Une peinture phasmatique

Eugène Leroy, Vénus jaune, 1992




















Les colorations de la chair y sont si décomposées qu'elles se terrent dans les mille tons du lichen, du humus d'une feuillée chue. Pourtant Eugène Leroy est un peintre dont les toiles s'éclairent. Elles s'allument à leurs ocres et ors, que constellent l'atomisation et interpénétration du cadre et des figures qui y respirent comme des bêtes enfouies. Chaque touche est un trou de souffle (c'est ainsi que Jim Harrison nomme ces voies forées à travers la neige par la respiration de l'ours hivernant). Un trou de souffle, oui, mais térébré dans une saison bâtarde, hybride  et continûment reconduite  à cheval sur le printemps et l'automne : les deux saisons où les couleurs avec frénésie forniquent.

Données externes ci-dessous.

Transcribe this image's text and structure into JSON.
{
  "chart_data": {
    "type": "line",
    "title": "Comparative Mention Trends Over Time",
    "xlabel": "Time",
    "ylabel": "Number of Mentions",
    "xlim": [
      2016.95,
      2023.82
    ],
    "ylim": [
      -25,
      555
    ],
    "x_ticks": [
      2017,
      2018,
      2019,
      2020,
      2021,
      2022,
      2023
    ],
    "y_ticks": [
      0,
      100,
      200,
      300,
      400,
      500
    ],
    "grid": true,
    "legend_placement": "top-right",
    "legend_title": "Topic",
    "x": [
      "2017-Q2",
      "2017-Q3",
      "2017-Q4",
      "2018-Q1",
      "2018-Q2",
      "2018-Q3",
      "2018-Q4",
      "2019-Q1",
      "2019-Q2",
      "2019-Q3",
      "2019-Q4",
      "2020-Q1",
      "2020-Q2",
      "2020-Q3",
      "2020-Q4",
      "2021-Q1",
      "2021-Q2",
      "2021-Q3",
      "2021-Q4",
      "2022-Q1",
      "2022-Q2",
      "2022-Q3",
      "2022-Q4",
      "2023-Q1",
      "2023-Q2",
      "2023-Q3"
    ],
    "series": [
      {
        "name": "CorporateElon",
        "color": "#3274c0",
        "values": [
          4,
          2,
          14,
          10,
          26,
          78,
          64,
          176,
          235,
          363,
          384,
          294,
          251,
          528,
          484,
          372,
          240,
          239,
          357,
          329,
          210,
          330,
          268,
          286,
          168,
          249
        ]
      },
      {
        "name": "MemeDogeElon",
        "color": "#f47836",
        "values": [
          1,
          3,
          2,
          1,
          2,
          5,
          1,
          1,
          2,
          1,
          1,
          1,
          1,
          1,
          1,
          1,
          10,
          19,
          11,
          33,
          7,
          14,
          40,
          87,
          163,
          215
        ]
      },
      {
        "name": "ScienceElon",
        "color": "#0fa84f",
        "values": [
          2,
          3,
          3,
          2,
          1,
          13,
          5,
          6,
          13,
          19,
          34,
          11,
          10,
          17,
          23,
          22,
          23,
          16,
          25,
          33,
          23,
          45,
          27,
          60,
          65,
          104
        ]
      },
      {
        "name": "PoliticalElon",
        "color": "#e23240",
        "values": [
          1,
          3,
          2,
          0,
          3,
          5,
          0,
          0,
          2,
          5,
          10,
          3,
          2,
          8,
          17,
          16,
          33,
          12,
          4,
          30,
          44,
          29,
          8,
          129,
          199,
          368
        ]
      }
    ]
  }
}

La créature est ici toujours fondue dans la divinité de son cadre  qu'il soit une chambre, un fourré  dans le même temps que cette divinité, naturelle et qui la met au monde, abonde dans sa créature. La peinture d'Eugène Leroy est une lave jamais éteinte  donc jamais cendre  et qui enchâsse le corps dans son cadre avec l'immuabilité à l'affût du phasme.